巴蜀的经济基础,既然不同,反映在意识形态方面,当然也有很大的差别。这样的差别,沿袭到东汉以后还是继续存在的。永兴二年(公元154年)巴郡太守但望建议分巴为二郡说:“江州(今巴县)以东,滨江山险,其人半楚,姿态敦重;垫江(今合江)以西,土地平敞,精敏轻疾。”江州以东保存了巴楚旧俗较多,人民是强悍的;垫江以西,接近蜀境,人民是精敏的。所以《华阳国志·巴志》于巴西郡下引用当时的成语说:“巴有将,蜀有相也。”这和汉代“关东出相,关西出将”的话,都是以文化的高低作为区别人民性质的标准。

秦灭蜀,在秦惠王后元九年(公元前316年),太史公所据的《秦纪》,当时还是存在的,不当有误。《禹贡》载马培棠《巴蜀归秦考》及钟凤年《论秦举巴蜀之年代》,并以为应在秦惠王未改元之九年(公元前329年)。

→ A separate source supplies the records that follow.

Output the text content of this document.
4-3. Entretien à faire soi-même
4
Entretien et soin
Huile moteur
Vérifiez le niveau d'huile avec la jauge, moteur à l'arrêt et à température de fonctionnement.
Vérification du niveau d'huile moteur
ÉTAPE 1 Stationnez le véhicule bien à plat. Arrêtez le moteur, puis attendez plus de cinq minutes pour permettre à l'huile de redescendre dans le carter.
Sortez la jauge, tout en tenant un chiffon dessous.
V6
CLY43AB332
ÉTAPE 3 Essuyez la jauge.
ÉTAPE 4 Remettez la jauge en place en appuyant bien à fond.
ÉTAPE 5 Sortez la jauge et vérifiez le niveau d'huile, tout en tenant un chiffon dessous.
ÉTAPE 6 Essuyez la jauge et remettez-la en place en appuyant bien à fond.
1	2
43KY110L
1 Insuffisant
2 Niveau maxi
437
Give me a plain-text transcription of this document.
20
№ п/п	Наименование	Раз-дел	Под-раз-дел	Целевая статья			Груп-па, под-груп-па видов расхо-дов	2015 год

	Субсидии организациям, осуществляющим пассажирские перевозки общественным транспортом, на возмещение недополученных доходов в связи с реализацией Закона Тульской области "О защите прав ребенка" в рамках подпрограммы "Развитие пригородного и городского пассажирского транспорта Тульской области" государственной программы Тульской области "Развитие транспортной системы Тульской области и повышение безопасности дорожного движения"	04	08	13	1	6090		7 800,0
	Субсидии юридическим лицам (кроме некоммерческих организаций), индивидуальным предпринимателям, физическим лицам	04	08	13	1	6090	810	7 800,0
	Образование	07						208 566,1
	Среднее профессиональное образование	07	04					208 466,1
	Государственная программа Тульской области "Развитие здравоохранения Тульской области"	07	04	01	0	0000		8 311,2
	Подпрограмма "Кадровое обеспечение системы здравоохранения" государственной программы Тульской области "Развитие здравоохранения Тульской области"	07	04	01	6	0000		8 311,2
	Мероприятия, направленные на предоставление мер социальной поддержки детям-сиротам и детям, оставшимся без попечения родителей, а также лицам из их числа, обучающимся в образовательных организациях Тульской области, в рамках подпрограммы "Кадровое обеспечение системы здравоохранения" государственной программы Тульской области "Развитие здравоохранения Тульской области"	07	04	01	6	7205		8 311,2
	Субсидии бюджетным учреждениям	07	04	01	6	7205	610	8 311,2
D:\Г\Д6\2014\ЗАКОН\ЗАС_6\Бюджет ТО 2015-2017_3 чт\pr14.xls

苏秦、张仪以合纵连横之说说六国之君都不可靠(说见我和何孝达写的《战国初期魏齐争霸及列国间合纵连横的开始》,载于《四川大学学报》1956年第2期),据《六国年表》秦表,公元前318年“五国(魏、韩、赵、楚、燕)共击秦不胜而还”,次年为公元前317年,“张仪复相”,再次年为公元前316年“击蜀灭之”。这三件事是相为因果的。这三年中的第一年,五国合纵击秦虽然不胜,但这对于秦,还是一种严重的警告。次年张仪复相,张仪是主张连横、向中原发展的,这一年韩、赵、魏还是继续合纵击秦,秦国在这一次战役中虽然“斩首八万”,取得了很大的胜利,秦国是已经强大起来了,但是这一年去梁惠王的死仅二年,梁惠王就是因为强大而遭受韩、赵、齐、楚并力的袭击而趋于失败的。这一情势,正与司马错张仪辩论伐蜀的理论完全符合。若将伐蜀移于前十三年,在这十三年中,秦是不断向东方发展的,也是张仪连横最活动的时期,司马错的话又怎能说服秦惠王呢?

秦灭蜀前,蜀的历史,现在保存于《华阳国志·蜀志》及《蜀王本纪》中。《华阳国志》所据史料,据本书《序志篇》说:

司马相如、严君平、扬雄、阳成子元、郑伯邑、尹彭城、谯常侍、任给事等,各集传说以作本纪,略举其隅。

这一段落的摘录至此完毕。